Samizdata, derived from Samizdat /n. - a system of clandestine publication of banned literature in the USSR [Russ.,= self-publishing house]

Minitru USA

Nothing, absolutely nothing, is immune from state interference. Not even in the Land of the Free. Not even the past.

The original story here seems to be the tip of a bureaucratic iceberg. Last weeks further comment from the New York Times (which I can not find online, sorry):

[A]t the [US] National Archives, documents have been disappearing since 1999 because intelligence officials have wanted them to. And under the terms of two disturbing agreements – with the C.I.A. and the Air Force – the National Archives has been allowing officials to reclassify declassified documents, which means removing them from the public eye. So far 55,000 pages, some of them from the 1950’s [sic], have vanished. […]

What makes all this seem preposterous is that the agreements themselves prohibit the National Archives from revealing why the documents were removed. They are aparently secret enough that no-one can be told why they are secret – so secret, in fact, that the arrangement to reclassify them is also secret. According to the agreement with the C.I.A., employees are also prohibited from telling anyone that the C.I.A. was responsible for removing reclassified documents.

Next time you hear that saw about the price of freedom being eternal vigilance, remember eternity is outside time. You do not just have to keep watch on this moment.

5 comments to Minitru USA

  • It’s so, so, SO secret, the CIA–or somebody–erased all the preceding comments!

  • The back story here is that the Clinton administration declassified a bunch of stuff over the objections of the intelligence community back in the mid-90’s. Then they reversed themselves and decided that some of it needed to be classified.
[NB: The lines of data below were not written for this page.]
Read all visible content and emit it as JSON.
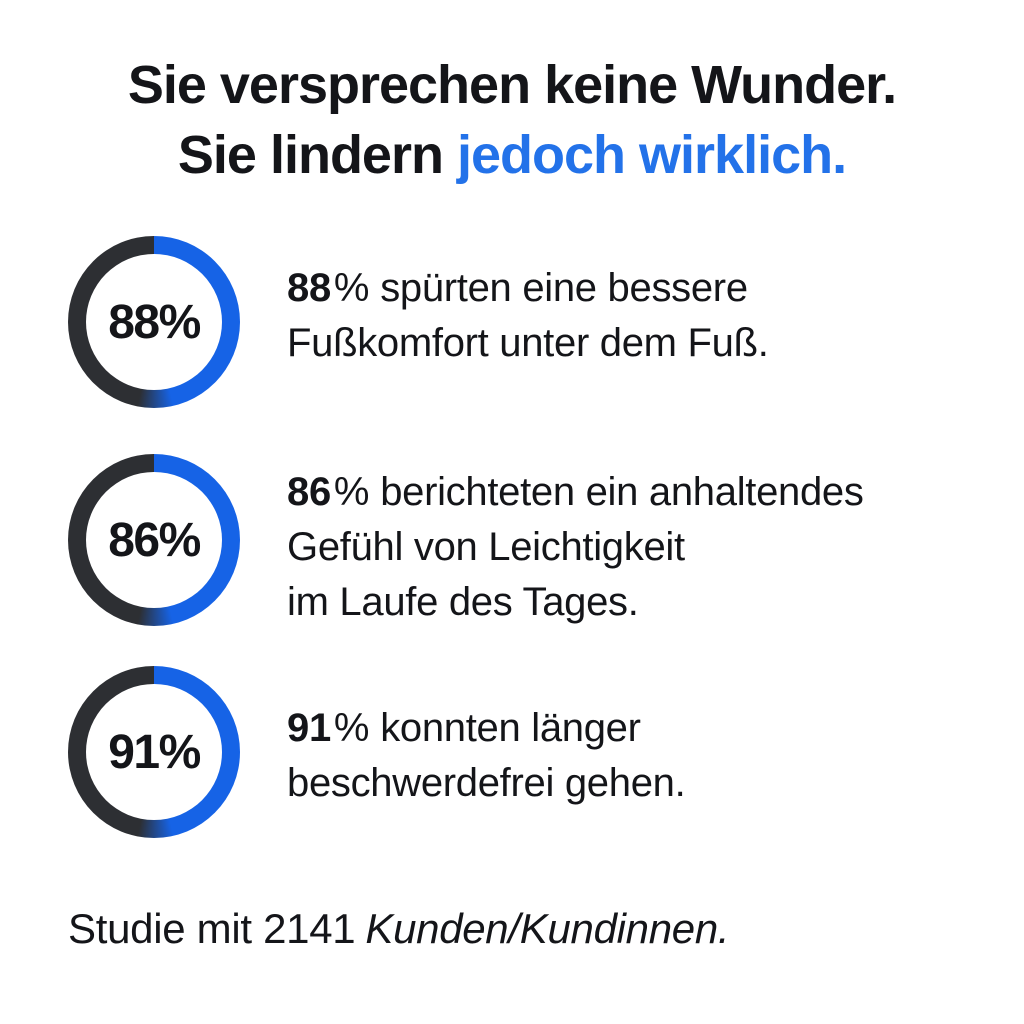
{
  "title": {
    "line1": "Sie versprechen keine Wunder.",
    "line2_black": "Sie lindern",
    "line2_accent": "jedoch wirklich."
  },
  "stats": [
    {
      "ring_label": "88%",
      "number": "88",
      "unit": "%",
      "line1": "spürten eine bessere",
      "lines": [
        "Fußkomfort unter dem Fuß."
      ]
    },
    {
      "ring_label": "86%",
      "number": "86",
      "unit": "%",
      "line1": "berichteten ein anhaltendes",
      "lines": [
        "Gefühl von Leichtigkeit",
        "im Laufe des Tages."
      ]
    },
    {
      "ring_label": "91%",
      "number": "91",
      "unit": "%",
      "line1": "konnten länger",
      "lines": [
        "beschwerdefrei gehen."
      ]
    }
  ],
  "footer": {
    "regular": "Studie mit 2141",
    "italic": "Kunden/Kundinnen."
  },
  "colors": {
    "background": "#ffffff",
    "text": "#141519",
    "accent": "#2372e9",
    "ring_blue": "#1663e6",
    "ring_dark": "#2d2f33"
  },
  "chart_data": {
    "type": "pie",
    "subtype": "donut_progress_rings",
    "title": "Sie versprechen keine Wunder. Sie lindern jedoch wirklich.",
    "series": [
      {
        "label": "88%",
        "value": 88,
        "text": "88 % spürten eine bessere Fußkomfort unter dem Fuß."
      },
      {
        "label": "86%",
        "value": 86,
        "text": "86 % berichteten ein anhaltendes Gefühl von Leichtigkeit im Laufe des Tages."
      },
      {
        "label": "91%",
        "value": 91,
        "text": "91 % konnten länger beschwerdefrei gehen."
      }
    ],
    "footnote": "Studie mit 2141 Kunden/Kundinnen.",
    "arc_colors": {
      "blue": "#1663e6",
      "dark": "#2d2f33"
    },
    "visual_note": "each ring is drawn ~50% blue (right half from 12 o'clock) and ~50% dark with a short gradient blend near 6 o'clock; percentage value shown as bold label in ring center"
  }
}
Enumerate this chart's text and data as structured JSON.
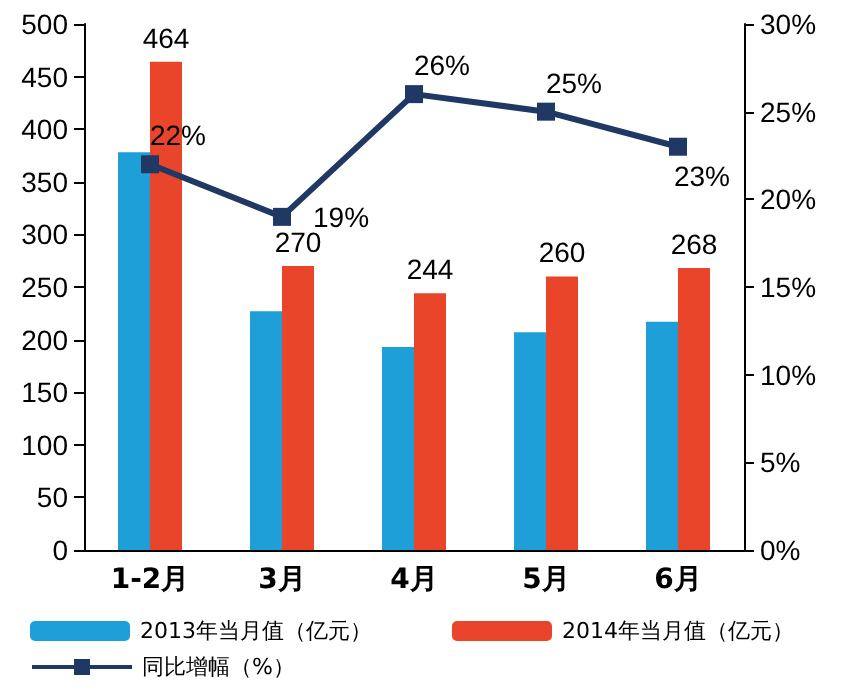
{
  "chart_data": {
    "type": "bar",
    "categories": [
      "1-2月",
      "3月",
      "4月",
      "5月",
      "6月"
    ],
    "series": [
      {
        "name": "2013年当月值（亿元）",
        "color": "#1e9fd8",
        "values": [
          378,
          227,
          193,
          207,
          217
        ]
      },
      {
        "name": "2014年当月值（亿元）",
        "color": "#e8452a",
        "values": [
          464,
          270,
          244,
          260,
          268
        ],
        "value_labels": [
          "464",
          "270",
          "244",
          "260",
          "268"
        ]
      },
      {
        "name": "同比增幅（%）",
        "type": "line",
        "axis": "y2",
        "color": "#1f3864",
        "values": [
          22,
          19,
          26,
          25,
          23
        ],
        "value_labels": [
          "22%",
          "19%",
          "26%",
          "25%",
          "23%"
        ]
      }
    ],
    "ylim": [
      0,
      500
    ],
    "yticks": [
      0,
      50,
      100,
      150,
      200,
      250,
      300,
      350,
      400,
      450,
      500
    ],
    "y2lim": [
      0,
      30
    ],
    "y2ticks": [
      {
        "value": 0,
        "label": "0%"
      },
      {
        "value": 5,
        "label": "5%"
      },
      {
        "value": 10,
        "label": "10%"
      },
      {
        "value": 15,
        "label": "15%"
      },
      {
        "value": 20,
        "label": "20%"
      },
      {
        "value": 25,
        "label": "25%"
      },
      {
        "value": 30,
        "label": "30%"
      }
    ],
    "legend": "bottom",
    "marker": "square",
    "line_style": "solid",
    "grid": false
  }
}
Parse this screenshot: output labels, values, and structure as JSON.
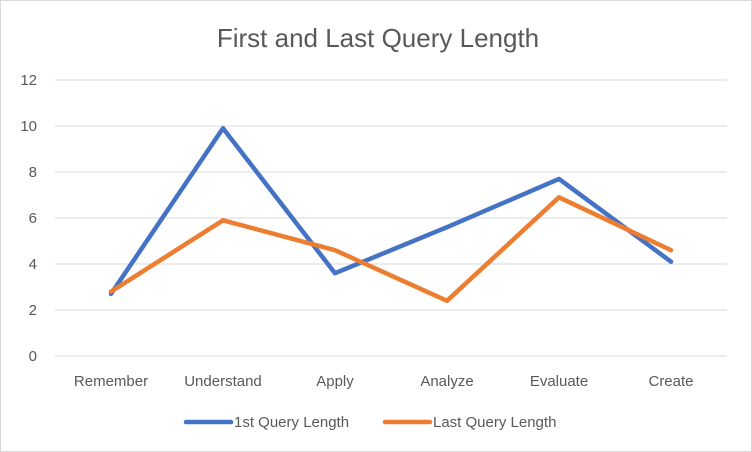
{
  "chart_data": {
    "type": "line",
    "title": "First and Last Query Length",
    "xlabel": "",
    "ylabel": "",
    "categories": [
      "Remember",
      "Understand",
      "Apply",
      "Analyze",
      "Evaluate",
      "Create"
    ],
    "ylim": [
      0,
      12
    ],
    "yticks": [
      0,
      2,
      4,
      6,
      8,
      10,
      12
    ],
    "grid": true,
    "legend_position": "bottom",
    "series": [
      {
        "name": "1st Query Length",
        "color": "#4472C4",
        "values": [
          2.7,
          9.9,
          3.6,
          5.6,
          7.7,
          4.1
        ]
      },
      {
        "name": "Last Query Length",
        "color": "#ED7D31",
        "values": [
          2.8,
          5.9,
          4.6,
          2.4,
          6.9,
          4.6
        ]
      }
    ]
  }
}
    Unfortunately, there is no means or reclassifying just the important stuff without signaling that it is in fact important. so they end up reclassifying a bunch of innocuous stuff to hide the critical materials. This makes the entire process look silly to those unfamiliar with how real intelligence works.

    None of us viewing the problem from the outside can judge whether the reclassifications are justified or not because we have no idea what pattern the spooks are trying to hide.

  • Mike Lorrey

    Actually, there are some things you can still find online in public hands that are reclassified in government hands. For instance, the official reports on Project Pluto (nuclear rocket propulsion) have been reclassified, as have a number of other reports to do with nuclear technology. But there are other things as well: the wholesale cancellation and suppression of entirely peaceful nuke technologies, like space based nuke-electric Brayton Cycle generators, radioisotope Stirling generators: things which have been developed since the Clinton declassification program of the early 1990’s, were wholly in the public domain, but have since disappeared.

  • guy herbert

    What they are trying to do is obvious, Shannon Love. Whether it is reasonable to permit them to do it is another question.

    I submit that how intelligence agencies really work has no direct relationship to real intelligence. Knowledge is power, but the exercise of power is not evidence of knowledge, though the prestige of the security sector depends on its sponsors believing that it is.

  • Steve Ely

    Guy, though you’re unable to find online the NY Time article from which you quote in this post, could you possibly cite the date of the specific article?